Review written for ClubReading.com by Tony
A wild and wonderful fantasy unleashed by Erica Jong’s poetic and deliciously sensual imagination. In this romp through time, Jessica, a judge at the Venice Film Festival, mysteriously receives a series of sonnets, written in beautiful calligraphy and enclosed in parchment envelopes. Magically, Jessica finds herself transformed into a Venetian Jewess of Shakespeare’s time. A delightful tale, in which I learned that the Venetians have a word for the shimmering light reflected from water onto ceilings, and was inspired to peruse “The Merchant of Venice,” which is woven into the plot. This was one of those rare stories that I willingly allowed to suspend my disbelief and draw me into another world.
EXCERPT FROM Serenissima: A Novel of Venice:
Most of the expatriates had left Venice by now, so only the diehards were present in that train of gondolas that followed the funeral barge as baby ducklings follow a big mother duck. In one of the gondolas were Arlecchina and her loyal toothless retainer. Hunched under her umbrella (held for her by the toothless one), Arlecchina smiles as if she loved funerals. I guess certain very old people reach an age where every funeral becomes some sort of insane confirmation of strength, rather than of vulnerability, as it is when we are in our thirties or forties and our friends die.
“I know you!” she called to me, as she always did, when our gondolas came abreast at the landing of the cimitero. “Jessica,” she said, looking into my eyes with her uneven, witchy gaze. “But which Jessica are you?” And she cackled wildly like a cartoon witch.

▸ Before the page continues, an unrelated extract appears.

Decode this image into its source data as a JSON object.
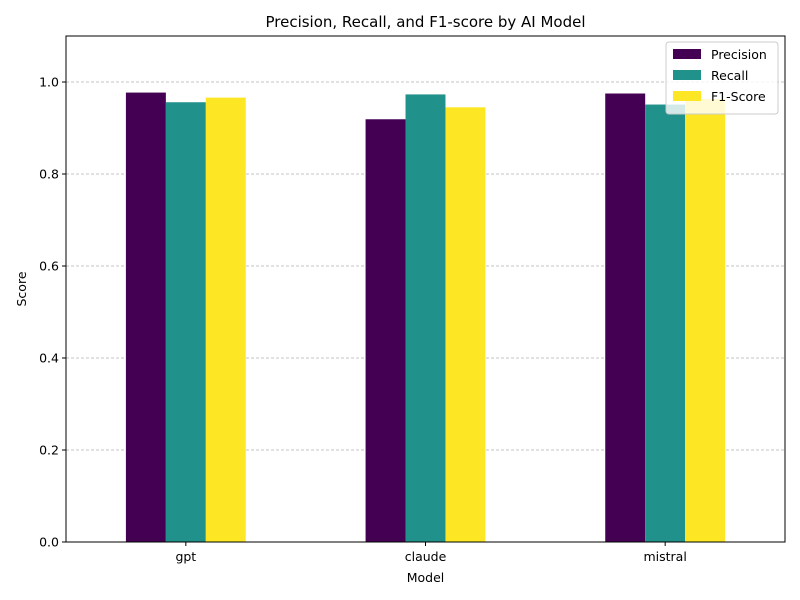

Presently, she pulled off long black gloves (that looked to be of some strange fur-cat fur, could it be?) and she drew a gold ring off a gnarled finger. She handed it to me across the arm’s length of freezing water.
“Wear it,” she said. “And if you go to the synagogue and wish on it there, so much the better.”
Thunderstruck, I took the ring, put it on-it fit perfectly-and looked at it.
Did I imagine this or did it really scald my finger as if it were heated in some flame? (Or was the flame in Arlecchina’s flesh?) The ring had a transparent crystal enclosing an elaborate knot of auburn hair. It was the sort of ring they used to give away at funerals centuries ago, distributing the deceased’s hair (and thus his magic) among his loyal friends. Around the bezel were inscribed some letters, nearly rubbed out of the gold by time, but what they were I could not make out. Or even which language. Was it Latin, English, Italian? The letters were so faint I could not tell.
“The synagogue,” said Arlecchina again, cackling. Then our gondolas drifted apart and I was left with the ring burning through my finger, and a feeling of unreality about what had occurred.